A solução é ludibriar a população.

É fazê-la acreditar que o que está acontecendo no país é uma coisa, quando, na verdade é absolutamente outra…

Isso se consegue, resumidamente, assumindo o controle do fluxo de informações na sociedade. Ou seja, controlando mídia e sistema de ensino.

E aqui começam os problemas dos aspirantes a tiranos.

O grupo de facínoras dirá ao jovem que ele deve fazer quadrado — em casa, sua família (outro inimigo mortal dos projetos criminosos de poder!), dirá que não, que não é esse o comportamento adotado naquela casa, que, ali, os pais determinaram, seguindo seus preceitos religiosos, que todos farão redondo. E não quadrado.

O grupo com pretensões criminosas de poder dirá à mulher que o comportamento que ela deve adotar é o comportamento para o lado de cá — conveniente ao projeto criminoso, perceba ela, mulher, ou não — e essa mulher chegará em casa, e, uma tradição religiosa lhe dirá que esse não é o comportamento adequado para uma mulher.
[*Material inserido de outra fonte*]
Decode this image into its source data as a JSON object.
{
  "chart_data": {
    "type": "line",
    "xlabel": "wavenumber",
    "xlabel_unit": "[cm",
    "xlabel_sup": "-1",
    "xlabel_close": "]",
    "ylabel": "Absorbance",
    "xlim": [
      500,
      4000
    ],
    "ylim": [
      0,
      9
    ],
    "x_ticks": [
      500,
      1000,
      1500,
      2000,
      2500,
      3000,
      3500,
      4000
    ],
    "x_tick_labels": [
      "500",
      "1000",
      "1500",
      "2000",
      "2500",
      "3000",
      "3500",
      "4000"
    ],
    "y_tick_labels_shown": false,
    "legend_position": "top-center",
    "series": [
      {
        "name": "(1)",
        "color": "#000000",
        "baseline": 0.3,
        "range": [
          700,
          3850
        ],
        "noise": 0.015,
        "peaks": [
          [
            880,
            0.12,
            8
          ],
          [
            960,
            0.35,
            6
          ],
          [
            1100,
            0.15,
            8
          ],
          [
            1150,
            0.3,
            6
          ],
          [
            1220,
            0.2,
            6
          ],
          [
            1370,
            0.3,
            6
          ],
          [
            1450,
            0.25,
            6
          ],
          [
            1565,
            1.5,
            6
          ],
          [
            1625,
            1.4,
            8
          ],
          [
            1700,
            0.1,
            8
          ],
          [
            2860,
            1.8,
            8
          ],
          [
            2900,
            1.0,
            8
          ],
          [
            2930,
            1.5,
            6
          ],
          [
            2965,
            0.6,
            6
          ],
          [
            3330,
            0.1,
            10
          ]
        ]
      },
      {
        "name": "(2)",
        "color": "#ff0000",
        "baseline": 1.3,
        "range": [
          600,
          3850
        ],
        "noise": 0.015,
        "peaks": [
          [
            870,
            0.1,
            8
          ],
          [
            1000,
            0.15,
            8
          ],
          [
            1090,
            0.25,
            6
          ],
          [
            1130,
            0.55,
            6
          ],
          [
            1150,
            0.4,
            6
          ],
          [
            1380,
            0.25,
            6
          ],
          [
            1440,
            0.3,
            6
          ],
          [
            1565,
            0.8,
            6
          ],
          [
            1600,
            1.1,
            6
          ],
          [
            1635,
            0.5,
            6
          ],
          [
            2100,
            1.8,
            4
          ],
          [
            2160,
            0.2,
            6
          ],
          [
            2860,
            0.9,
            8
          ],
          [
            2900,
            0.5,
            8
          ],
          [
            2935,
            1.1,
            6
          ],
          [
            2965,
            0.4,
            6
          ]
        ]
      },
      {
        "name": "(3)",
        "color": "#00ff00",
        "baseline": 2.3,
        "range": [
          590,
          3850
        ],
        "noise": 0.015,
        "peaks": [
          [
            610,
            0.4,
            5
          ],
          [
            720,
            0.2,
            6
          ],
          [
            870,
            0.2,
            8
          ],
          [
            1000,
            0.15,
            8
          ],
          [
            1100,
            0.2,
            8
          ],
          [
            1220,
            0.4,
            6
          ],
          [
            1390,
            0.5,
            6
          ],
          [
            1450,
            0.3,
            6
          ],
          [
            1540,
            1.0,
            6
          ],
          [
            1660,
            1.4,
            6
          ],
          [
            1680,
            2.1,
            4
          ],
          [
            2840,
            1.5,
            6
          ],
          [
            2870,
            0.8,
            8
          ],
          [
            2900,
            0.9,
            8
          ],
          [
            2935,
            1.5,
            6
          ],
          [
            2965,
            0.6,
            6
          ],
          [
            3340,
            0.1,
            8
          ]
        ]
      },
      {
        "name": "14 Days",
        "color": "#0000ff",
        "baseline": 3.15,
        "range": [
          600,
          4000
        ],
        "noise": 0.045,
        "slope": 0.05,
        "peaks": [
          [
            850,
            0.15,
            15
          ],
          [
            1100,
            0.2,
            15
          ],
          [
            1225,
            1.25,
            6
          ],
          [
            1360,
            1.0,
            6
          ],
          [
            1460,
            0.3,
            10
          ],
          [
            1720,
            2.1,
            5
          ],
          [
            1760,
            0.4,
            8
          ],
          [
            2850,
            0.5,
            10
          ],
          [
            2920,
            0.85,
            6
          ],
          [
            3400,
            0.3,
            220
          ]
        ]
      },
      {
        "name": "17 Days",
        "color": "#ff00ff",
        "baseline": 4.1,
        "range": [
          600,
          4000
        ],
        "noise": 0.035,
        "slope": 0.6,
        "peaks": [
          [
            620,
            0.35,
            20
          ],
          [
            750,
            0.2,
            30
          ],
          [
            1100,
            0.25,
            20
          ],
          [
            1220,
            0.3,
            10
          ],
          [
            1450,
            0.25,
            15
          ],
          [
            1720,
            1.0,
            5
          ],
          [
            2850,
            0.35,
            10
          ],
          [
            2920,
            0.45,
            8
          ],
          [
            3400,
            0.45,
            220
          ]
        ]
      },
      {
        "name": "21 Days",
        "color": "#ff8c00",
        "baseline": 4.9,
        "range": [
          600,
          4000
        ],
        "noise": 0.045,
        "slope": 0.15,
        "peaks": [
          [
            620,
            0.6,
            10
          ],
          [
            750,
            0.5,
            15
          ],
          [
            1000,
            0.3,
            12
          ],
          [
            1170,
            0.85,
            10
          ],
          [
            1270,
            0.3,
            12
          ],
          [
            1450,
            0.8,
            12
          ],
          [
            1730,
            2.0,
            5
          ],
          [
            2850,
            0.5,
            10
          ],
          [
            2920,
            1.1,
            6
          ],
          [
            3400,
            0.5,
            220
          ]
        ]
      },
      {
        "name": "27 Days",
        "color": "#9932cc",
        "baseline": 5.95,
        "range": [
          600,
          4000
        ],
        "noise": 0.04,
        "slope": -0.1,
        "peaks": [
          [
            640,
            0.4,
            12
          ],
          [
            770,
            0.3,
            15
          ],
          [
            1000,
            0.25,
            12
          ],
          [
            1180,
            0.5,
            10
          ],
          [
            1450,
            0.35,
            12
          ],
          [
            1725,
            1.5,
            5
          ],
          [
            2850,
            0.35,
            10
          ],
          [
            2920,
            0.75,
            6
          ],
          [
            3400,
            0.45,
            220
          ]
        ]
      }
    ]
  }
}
Que o certo é, justamente, o comportamento para o lado oposto.

Ao homem, os facínoras dissimulados dirão que agora vivemos tempos de nova escala de valores! Que, antes, A era mais importante que B, que os nossos pais colocavam sempre A na frente de B em suas decisões mas agora, não, os mais modernos intelectuaoloides redefiniram os valores, e, só os ignorantes ainda colocam B em segundo plano em relação a A. “Vai estudar!” é o que vocifera o cafajeste que defende o projeto criminoso de poder. “Estudar”, naturalmente, a “literatura” produzida pelo próprio grupelho de facínoras a que ele pertence. — Mas, esse homem, ao final do dia vai até o templo da sua religião e, lá, o sacerdote lhe ensina que o Deus deles, na sua eterna sabedoria, estabeleceu para o homem o dever de pôr sempre em sua vida B abaixo de A, em total confronto com os objetivos do projeto criminoso de poder…

Meu amigo, como ser um facínora tranquilamente num lugar desses!?

Não dá!

Percebe?…

Essa religião tem que morrer.

Ou esse grupelho nunca chegará ao poder…

É essa reflexão que eu quero, muito humildemente, propor a você.

Estamos realmente conscientes do impacto das religiões sobre a organização da sociedade?

Adianto que esse impacto é, ora positivo, ora negativo. Não é só positivo. Ele é, certamente, negativo por vezes. Mas, não é só negativo. Ele é vitalmente positivo, em muitas circunstâncias.

Depois de nos questionarmos relativamente ao nosso próprio grau de consciência da complexidade da questão, proponho também que nos questionemos sobre esse mesmo grau de consciência em relação às pessoas que estão à nossa volta.

E elas, quanto elas estão conscientes?…

A conclusão que me parece lógica é que precisamos tomar cuidado.

Muito cuidado!

Religiões tradicionais, que estão na base estrutural da nossa sociedade, estão sofrendo mudança, e, muitas vezes ataques que visam deliberadamente à destruição, o desaparecimento mesmo, dessas religiões. Sacerdotes de ligações e objetivos questionáveis mexendo nas fundações do mundo em que vivemos. Criaturas passionais odientas se insurgindo contra tradições religiosas, como animais irracionais que estão destruindo às cabeçadas os pilares em cima dos quais estou eu e minha família, e você e sua família.

Precisamos nos perguntar, amigo, o que vamos fazer diante desse cenário de coisas.

Deixe-me, então, recapitular o que estou dizendo:

1. A questão aqui não é se Deus existe ou não existe. Isso não tem absolutamente nenhuma importância, neste momento.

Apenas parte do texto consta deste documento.